Epuisée par 5 années terribles de guerre sur son territoire, la France est enfin libérée. La Wehrmacht a reculé outre-Rhin. En dépit de sa retraite précipitée, de ses énormes pertes en hommes et matériel, elle représente encore une force importante. Blessée, elle temporise pour se refaire une santé. Les Alliés sont résolus à l’anéantir en portant la guerre au cœur même du Reich afin d’obtenir sa capitulation sans conditions.
La France participe à la campagne d’Allemagne car sa place est aux côtés de ceux qui l’ont aidée à retrouver ses frontières.
Le Rhin, fleuve frontière, est le dernier gros obstacle pour envahir l’Allemagne. Le temps presse, car, au nord de la 1ère Armée française, la droite de la VIIIème Armée américaine a déclenché son offensive et passe le Rhin le 26 mars 1945. Tant pour des raisons d’intérêt national que pour couvrir le flanc de l’Armée américaine, la 1ère Armée française doit franchir le fleuve sans plus attendre.
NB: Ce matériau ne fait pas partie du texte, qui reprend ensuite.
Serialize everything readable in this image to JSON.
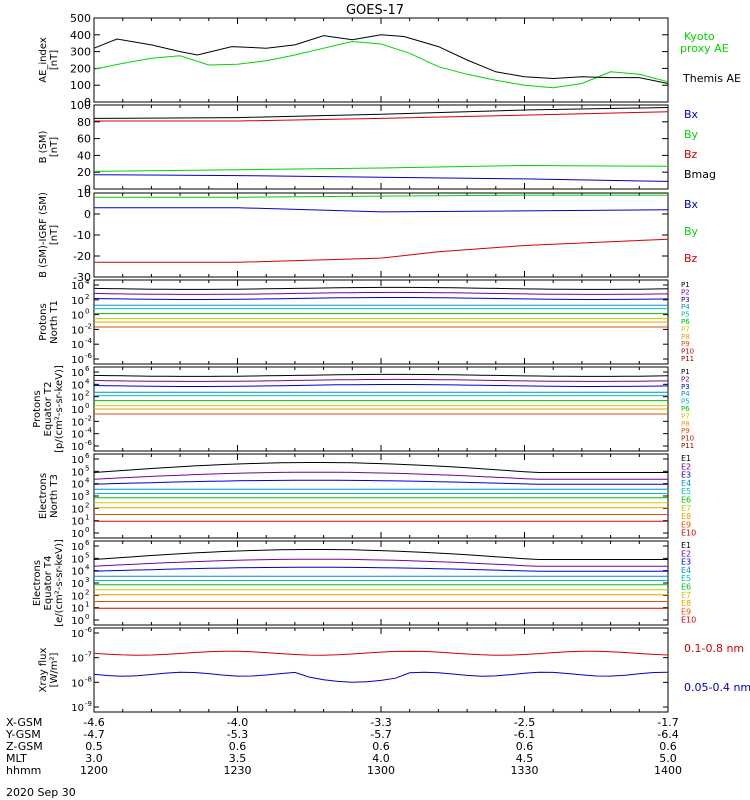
{
  "title": "GOES-17",
  "date_label": "2020 Sep 30",
  "colors": {
    "frame": "#000000",
    "red": "#d40000",
    "green": "#00d400",
    "blue": "#0000c8",
    "black": "#000000"
  },
  "ephemeris": {
    "rows": [
      {
        "label": "X-GSM",
        "values": [
          "-4.6",
          "-4.0",
          "-3.3",
          "-2.5",
          "-1.7"
        ]
      },
      {
        "label": "Y-GSM",
        "values": [
          "-4.7",
          "-5.3",
          "-5.7",
          "-6.1",
          "-6.4"
        ]
      },
      {
        "label": "Z-GSM",
        "values": [
          "0.5",
          "0.6",
          "0.6",
          "0.6",
          "0.6"
        ]
      },
      {
        "label": "MLT",
        "values": [
          "3.0",
          "3.5",
          "4.0",
          "4.5",
          "5.0"
        ]
      },
      {
        "label": "hhmm",
        "values": [
          "1200",
          "1230",
          "1300",
          "1330",
          "1400"
        ]
      }
    ]
  },
  "chart_data": [
    {
      "type": "line",
      "id": "ae",
      "ylabel": "AE_index [nT]",
      "ylim": [
        0,
        500
      ],
      "yticks": [
        "0",
        "100",
        "200",
        "300",
        "400",
        "500"
      ],
      "x": [
        "1200",
        "1230",
        "1300",
        "1330",
        "1400"
      ],
      "legend": [
        "Kyoto",
        "proxy AE",
        "Themis AE"
      ],
      "series": [
        {
          "name": "Kyoto proxy AE",
          "color": "green",
          "points": [
            [
              0,
              195
            ],
            [
              10,
              230
            ],
            [
              20,
              260
            ],
            [
              30,
              275
            ],
            [
              40,
              220
            ],
            [
              50,
              225
            ],
            [
              60,
              245
            ],
            [
              70,
              280
            ],
            [
              80,
              320
            ],
            [
              90,
              360
            ],
            [
              100,
              345
            ],
            [
              110,
              290
            ],
            [
              120,
              210
            ],
            [
              130,
              165
            ],
            [
              140,
              130
            ],
            [
              150,
              100
            ],
            [
              160,
              85
            ],
            [
              170,
              110
            ],
            [
              180,
              180
            ],
            [
              190,
              165
            ],
            [
              200,
              120
            ]
          ]
        },
        {
          "name": "Themis AE",
          "color": "black",
          "points": [
            [
              0,
              320
            ],
            [
              8,
              375
            ],
            [
              20,
              340
            ],
            [
              30,
              300
            ],
            [
              36,
              280
            ],
            [
              48,
              330
            ],
            [
              60,
              320
            ],
            [
              70,
              340
            ],
            [
              80,
              395
            ],
            [
              90,
              370
            ],
            [
              100,
              400
            ],
            [
              108,
              390
            ],
            [
              120,
              330
            ],
            [
              130,
              250
            ],
            [
              140,
              180
            ],
            [
              150,
              150
            ],
            [
              160,
              140
            ],
            [
              170,
              150
            ],
            [
              180,
              145
            ],
            [
              190,
              145
            ],
            [
              200,
              110
            ]
          ]
        }
      ]
    },
    {
      "type": "line",
      "id": "bsm",
      "ylabel": "B (SM) [nT]",
      "ylim": [
        0,
        100
      ],
      "yticks": [
        "0",
        "20",
        "40",
        "60",
        "80",
        "100"
      ],
      "x": [
        "1200",
        "1230",
        "1300",
        "1330",
        "1400"
      ],
      "legend": [
        "Bx",
        "By",
        "Bz",
        "Bmag"
      ],
      "series": [
        {
          "name": "Bx",
          "color": "blue",
          "points": [
            [
              0,
              17
            ],
            [
              50,
              16
            ],
            [
              100,
              14
            ],
            [
              150,
              12
            ],
            [
              200,
              9
            ]
          ]
        },
        {
          "name": "By",
          "color": "green",
          "points": [
            [
              0,
              21
            ],
            [
              50,
              23
            ],
            [
              100,
              25
            ],
            [
              150,
              28
            ],
            [
              200,
              27
            ]
          ]
        },
        {
          "name": "Bz",
          "color": "red",
          "points": [
            [
              0,
              81
            ],
            [
              50,
              81
            ],
            [
              100,
              84
            ],
            [
              150,
              88
            ],
            [
              200,
              92
            ]
          ]
        },
        {
          "name": "Bmag",
          "color": "black",
          "points": [
            [
              0,
              84
            ],
            [
              50,
              85
            ],
            [
              100,
              89
            ],
            [
              150,
              94
            ],
            [
              200,
              97
            ]
          ]
        }
      ]
    },
    {
      "type": "line",
      "id": "bigrf",
      "ylabel": "B (SM)-IGRF (SM) [nT]",
      "ylim": [
        -30,
        10
      ],
      "yticks": [
        "-30",
        "-20",
        "-10",
        "0",
        "10"
      ],
      "x": [
        "1200",
        "1230",
        "1300",
        "1330",
        "1400"
      ],
      "legend": [
        "Bx",
        "By",
        "Bz"
      ],
      "series": [
        {
          "name": "Bx",
          "color": "blue",
          "points": [
            [
              0,
              3
            ],
            [
              50,
              3
            ],
            [
              100,
              1
            ],
            [
              150,
              1.5
            ],
            [
              200,
              2
            ]
          ]
        },
        {
          "name": "By",
          "color": "green",
          "points": [
            [
              0,
              8
            ],
            [
              50,
              8
            ],
            [
              100,
              8.5
            ],
            [
              150,
              9
            ],
            [
              200,
              9
            ]
          ]
        },
        {
          "name": "Bz",
          "color": "red",
          "points": [
            [
              0,
              -23
            ],
            [
              50,
              -23
            ],
            [
              100,
              -21
            ],
            [
              120,
              -18
            ],
            [
              150,
              -15
            ],
            [
              200,
              -12
            ]
          ]
        }
      ]
    },
    {
      "type": "line",
      "id": "protons_t1",
      "ylabel": "Protons North T1",
      "ytick_exponents": [
        "4",
        "2",
        "0",
        "-2",
        "-4",
        "-6"
      ],
      "x": [
        "1200",
        "1230",
        "1300",
        "1330",
        "1400"
      ],
      "legend": [
        "P1",
        "P2",
        "P3",
        "P4",
        "P5",
        "P6",
        "P7",
        "P8",
        "P9",
        "P10",
        "P11"
      ]
    },
    {
      "type": "line",
      "id": "protons_t2",
      "ylabel": "Protons Equator T2 [p/(cm²-s-sr-keV)]",
      "ytick_exponents": [
        "6",
        "4",
        "2",
        "0",
        "-2",
        "-4",
        "-6"
      ],
      "x": [
        "1200",
        "1230",
        "1300",
        "1330",
        "1400"
      ],
      "legend": [
        "P1",
        "P2",
        "P3",
        "P4",
        "P5",
        "P6",
        "P7",
        "P8",
        "P9",
        "P10",
        "P11"
      ]
    },
    {
      "type": "line",
      "id": "electrons_t3",
      "ylabel": "Electrons North T3",
      "ytick_exponents": [
        "6",
        "5",
        "4",
        "3",
        "2",
        "1",
        "0"
      ],
      "x": [
        "1200",
        "1230",
        "1300",
        "1330",
        "1400"
      ],
      "legend": [
        "E1",
        "E2",
        "E3",
        "E4",
        "E5",
        "E6",
        "E7",
        "E8",
        "E9",
        "E10"
      ]
    },
    {
      "type": "line",
      "id": "electrons_t4",
      "ylabel": "Electrons Equator T4 [e/(cm²-s-sr-keV)]",
      "ytick_exponents": [
        "6",
        "5",
        "4",
        "3",
        "2",
        "1",
        "0"
      ],
      "x": [
        "1200",
        "1230",
        "1300",
        "1330",
        "1400"
      ],
      "legend": [
        "E1",
        "E2",
        "E3",
        "E4",
        "E5",
        "E6",
        "E7",
        "E8",
        "E9",
        "E10"
      ]
    },
    {
      "type": "line",
      "id": "xray",
      "ylabel": "Xray flux [W/m²]",
      "ytick_exponents": [
        "-6",
        "-7",
        "-8",
        "-9"
      ],
      "x": [
        "1200",
        "1230",
        "1300",
        "1330",
        "1400"
      ],
      "legend": [
        "0.1-0.8 nm",
        "0.05-0.4 nm"
      ]
    }
  ]
}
Le Général De Gaulle et le Général De Lattre, d’un commun accord, décident de brusquer l’opération. Une décision audacieuse car les délais sont extrêmement courts. Et un hiver exceptionnellement rigoureux complique la situation.
Le 31 mars, peu avant le lever du jour, avec quelques embarcations légères les forces françaises franchissent le Rhin et prennent pied sur l’autre rive. A l’est de Spire, un bataillon du 3ème Régiment de Tirailleurs algériens progresse de quelques kilomètres de l’autre côté du fleuve. Au nord-est une première vague du 4ème Régiment de Tirailleurs marocains passe également par surprise.
Mais l’ennemi réagit violemment, retarde le 151ème Régiment d’Infanterie jusqu’en début d’après-midi. Le temps nécessaire pour que l’artillerie neutralise les casemates allemandes. A la tombée du jour, 4 bataillons ont pris pied sur la rive droite du Rhin. Les deux petites têtes de pont sont réunies. De là partira l’offensive qui brisera les défenses ennemies L’armée française se fraie un chemin au prix d’efforts opiniâtres. Après un bombardement aérien intensif, les villes allemandes sont prises les unes après les autres. En même temps, débordant et culbutant le barrage de Rastadt, elles se précipitent en direction de Kehl pour dégager Strasbourg. Le 15 avril Kehl est pris et la capitale alsacienne est mise à l’abri de toute menace.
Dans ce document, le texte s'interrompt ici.